Kurt-Werner Wichmann - lqet
https://en.wikipedia.org/wiki/Kurt-Werner_Wichmann
======
lqet
From [0]:

> Only seven weeks later, on July 12, 1989, three blueberry collectors
> discovered their bodies. [...] They went to the forester to let the police
> know. On the way, they met a brown-haired, well-built, about 40 years old
> man with a bag on his hand. The Kriminalpolizei assumes that this was the
> perpetrator, who sought exactly on this day and this time more victims in
> the Göhrde.

> On July 12, 1989, the day of the discovery of the second murder, the
> 46-year-old housewife Ingrid Warmbier from Uelzen and a 43-year-old district
> manager [...] drove together to the Göhrde.

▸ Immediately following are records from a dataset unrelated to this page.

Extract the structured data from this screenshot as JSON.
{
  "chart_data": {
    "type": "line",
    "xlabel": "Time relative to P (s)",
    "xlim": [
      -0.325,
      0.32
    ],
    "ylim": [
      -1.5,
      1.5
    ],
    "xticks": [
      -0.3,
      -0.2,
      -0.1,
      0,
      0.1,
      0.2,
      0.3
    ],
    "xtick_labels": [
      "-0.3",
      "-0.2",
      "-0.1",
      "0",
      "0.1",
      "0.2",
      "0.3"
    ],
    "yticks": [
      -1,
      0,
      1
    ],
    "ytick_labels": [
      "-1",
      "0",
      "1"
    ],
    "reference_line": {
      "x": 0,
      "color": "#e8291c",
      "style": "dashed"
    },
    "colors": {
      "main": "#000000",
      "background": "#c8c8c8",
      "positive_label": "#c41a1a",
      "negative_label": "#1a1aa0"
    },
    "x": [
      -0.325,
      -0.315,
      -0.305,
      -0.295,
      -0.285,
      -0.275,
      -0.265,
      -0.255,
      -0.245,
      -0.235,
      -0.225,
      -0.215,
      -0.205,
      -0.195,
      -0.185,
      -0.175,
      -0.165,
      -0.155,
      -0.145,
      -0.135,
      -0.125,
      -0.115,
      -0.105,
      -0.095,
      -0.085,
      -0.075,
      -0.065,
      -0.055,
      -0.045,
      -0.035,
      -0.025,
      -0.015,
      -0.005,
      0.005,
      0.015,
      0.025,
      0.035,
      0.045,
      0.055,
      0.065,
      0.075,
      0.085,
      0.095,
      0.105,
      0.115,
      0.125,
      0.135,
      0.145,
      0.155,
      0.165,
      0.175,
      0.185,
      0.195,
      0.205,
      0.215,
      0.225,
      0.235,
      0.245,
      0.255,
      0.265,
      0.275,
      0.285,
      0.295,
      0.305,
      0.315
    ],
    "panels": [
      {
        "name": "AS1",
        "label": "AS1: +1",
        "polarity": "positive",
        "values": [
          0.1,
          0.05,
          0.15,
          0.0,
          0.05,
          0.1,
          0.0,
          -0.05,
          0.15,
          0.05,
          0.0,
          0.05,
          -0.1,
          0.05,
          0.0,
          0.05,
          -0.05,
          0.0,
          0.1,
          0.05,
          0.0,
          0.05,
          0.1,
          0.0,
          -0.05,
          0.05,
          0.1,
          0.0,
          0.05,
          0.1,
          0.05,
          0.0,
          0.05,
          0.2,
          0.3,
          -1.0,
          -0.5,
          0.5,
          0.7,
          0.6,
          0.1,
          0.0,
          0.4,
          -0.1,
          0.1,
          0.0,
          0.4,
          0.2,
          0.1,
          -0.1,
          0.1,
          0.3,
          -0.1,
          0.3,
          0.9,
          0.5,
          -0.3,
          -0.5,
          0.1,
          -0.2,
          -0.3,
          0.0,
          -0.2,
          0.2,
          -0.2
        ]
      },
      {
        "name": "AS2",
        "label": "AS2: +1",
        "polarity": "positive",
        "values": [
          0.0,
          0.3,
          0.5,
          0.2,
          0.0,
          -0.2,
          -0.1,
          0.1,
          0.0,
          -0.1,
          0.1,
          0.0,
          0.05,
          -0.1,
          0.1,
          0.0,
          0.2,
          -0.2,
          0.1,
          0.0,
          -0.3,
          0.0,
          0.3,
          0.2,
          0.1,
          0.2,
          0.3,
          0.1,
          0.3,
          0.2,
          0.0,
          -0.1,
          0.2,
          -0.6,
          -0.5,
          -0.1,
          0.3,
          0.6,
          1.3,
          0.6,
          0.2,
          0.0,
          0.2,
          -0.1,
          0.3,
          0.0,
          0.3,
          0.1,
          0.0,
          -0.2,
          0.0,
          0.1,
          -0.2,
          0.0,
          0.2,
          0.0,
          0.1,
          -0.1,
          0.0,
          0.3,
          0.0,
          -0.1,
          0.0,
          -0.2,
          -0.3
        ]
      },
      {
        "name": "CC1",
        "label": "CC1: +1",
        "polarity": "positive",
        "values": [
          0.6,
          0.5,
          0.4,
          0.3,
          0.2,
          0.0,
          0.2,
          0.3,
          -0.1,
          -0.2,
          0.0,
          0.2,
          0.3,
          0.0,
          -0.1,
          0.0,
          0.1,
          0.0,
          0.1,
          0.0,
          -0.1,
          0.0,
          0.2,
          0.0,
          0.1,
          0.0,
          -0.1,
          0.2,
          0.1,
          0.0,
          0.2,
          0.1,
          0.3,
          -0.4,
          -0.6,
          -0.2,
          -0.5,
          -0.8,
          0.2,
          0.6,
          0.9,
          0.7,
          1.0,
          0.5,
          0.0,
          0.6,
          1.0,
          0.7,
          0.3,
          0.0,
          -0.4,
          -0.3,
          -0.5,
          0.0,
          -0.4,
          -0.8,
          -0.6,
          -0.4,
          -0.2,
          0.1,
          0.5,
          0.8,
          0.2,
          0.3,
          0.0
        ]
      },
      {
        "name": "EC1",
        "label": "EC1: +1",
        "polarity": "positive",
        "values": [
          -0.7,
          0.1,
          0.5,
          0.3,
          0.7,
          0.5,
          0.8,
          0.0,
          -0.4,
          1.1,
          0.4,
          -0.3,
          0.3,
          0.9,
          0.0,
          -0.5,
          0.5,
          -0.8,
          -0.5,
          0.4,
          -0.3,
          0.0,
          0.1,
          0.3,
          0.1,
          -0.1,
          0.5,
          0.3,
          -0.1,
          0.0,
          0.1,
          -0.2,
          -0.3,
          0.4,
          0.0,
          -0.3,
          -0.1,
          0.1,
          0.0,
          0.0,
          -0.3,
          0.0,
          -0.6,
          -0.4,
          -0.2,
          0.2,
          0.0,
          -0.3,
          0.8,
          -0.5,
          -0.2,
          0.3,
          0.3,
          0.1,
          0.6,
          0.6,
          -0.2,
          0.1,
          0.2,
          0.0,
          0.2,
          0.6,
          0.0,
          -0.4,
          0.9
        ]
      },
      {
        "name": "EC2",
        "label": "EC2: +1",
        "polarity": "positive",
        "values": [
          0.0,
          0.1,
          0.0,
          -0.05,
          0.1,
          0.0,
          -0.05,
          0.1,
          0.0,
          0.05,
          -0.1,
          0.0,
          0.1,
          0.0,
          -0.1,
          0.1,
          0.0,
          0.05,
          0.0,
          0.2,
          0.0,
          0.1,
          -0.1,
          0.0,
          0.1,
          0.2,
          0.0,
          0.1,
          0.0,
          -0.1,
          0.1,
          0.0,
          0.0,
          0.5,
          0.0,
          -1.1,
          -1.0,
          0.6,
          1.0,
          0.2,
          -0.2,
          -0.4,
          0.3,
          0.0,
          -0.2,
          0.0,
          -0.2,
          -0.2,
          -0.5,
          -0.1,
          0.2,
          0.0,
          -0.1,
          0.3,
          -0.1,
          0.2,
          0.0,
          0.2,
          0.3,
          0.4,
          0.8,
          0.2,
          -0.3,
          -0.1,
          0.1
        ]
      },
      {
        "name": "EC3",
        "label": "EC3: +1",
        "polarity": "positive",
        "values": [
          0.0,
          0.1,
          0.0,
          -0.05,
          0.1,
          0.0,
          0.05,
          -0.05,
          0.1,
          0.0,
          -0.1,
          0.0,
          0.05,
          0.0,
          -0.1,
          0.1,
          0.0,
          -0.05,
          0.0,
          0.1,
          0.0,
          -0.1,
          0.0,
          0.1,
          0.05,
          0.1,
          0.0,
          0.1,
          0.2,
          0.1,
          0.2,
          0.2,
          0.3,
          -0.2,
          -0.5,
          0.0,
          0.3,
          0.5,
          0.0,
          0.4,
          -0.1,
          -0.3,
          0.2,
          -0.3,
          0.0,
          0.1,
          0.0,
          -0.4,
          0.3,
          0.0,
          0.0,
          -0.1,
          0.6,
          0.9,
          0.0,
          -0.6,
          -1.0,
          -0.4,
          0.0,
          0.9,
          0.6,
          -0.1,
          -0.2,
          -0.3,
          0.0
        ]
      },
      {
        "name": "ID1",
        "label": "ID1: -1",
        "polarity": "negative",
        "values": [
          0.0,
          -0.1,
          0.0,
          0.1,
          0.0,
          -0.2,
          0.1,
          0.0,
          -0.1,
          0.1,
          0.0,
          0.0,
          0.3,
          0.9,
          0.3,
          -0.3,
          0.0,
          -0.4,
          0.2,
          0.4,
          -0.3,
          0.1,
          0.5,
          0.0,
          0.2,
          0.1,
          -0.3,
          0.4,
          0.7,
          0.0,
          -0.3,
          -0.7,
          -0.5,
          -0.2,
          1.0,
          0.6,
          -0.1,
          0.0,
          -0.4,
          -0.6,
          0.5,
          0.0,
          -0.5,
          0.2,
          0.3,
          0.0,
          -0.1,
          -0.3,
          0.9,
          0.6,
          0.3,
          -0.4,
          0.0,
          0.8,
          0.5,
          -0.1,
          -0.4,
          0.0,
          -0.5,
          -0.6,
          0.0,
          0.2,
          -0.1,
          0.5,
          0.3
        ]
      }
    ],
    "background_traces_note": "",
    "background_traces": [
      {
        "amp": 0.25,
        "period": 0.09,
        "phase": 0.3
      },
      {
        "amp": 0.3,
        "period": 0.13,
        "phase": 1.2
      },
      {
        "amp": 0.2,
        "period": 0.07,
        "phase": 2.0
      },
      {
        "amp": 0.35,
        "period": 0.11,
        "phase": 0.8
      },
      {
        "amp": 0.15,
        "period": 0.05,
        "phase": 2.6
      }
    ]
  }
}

> Two weeks later, on July 27, 1989, police officers from the requested police
> unit in the context of a nationwide search for clues discovered the victims
> of the second double murder by chance. The date of death could certainly be
> dated July 12, 1989, the day the police began their investigation into the
> location of the first murdered couple. The scene was located 800 meters from
> the site of the first double murder.

Kurt-Werner Wichmann committed a double murder in a remote forest, met the
discoverers of the bodies on their way back to notify the police, and _killed
another couple a few hours later while the police was investigating the
original bodies 800 meters away_.

[0]
[https://en.wikipedia.org/wiki/G%C3%B6hrde_murders](https://en.wikipedia.org/wiki/G%C3%B6hrde_murders)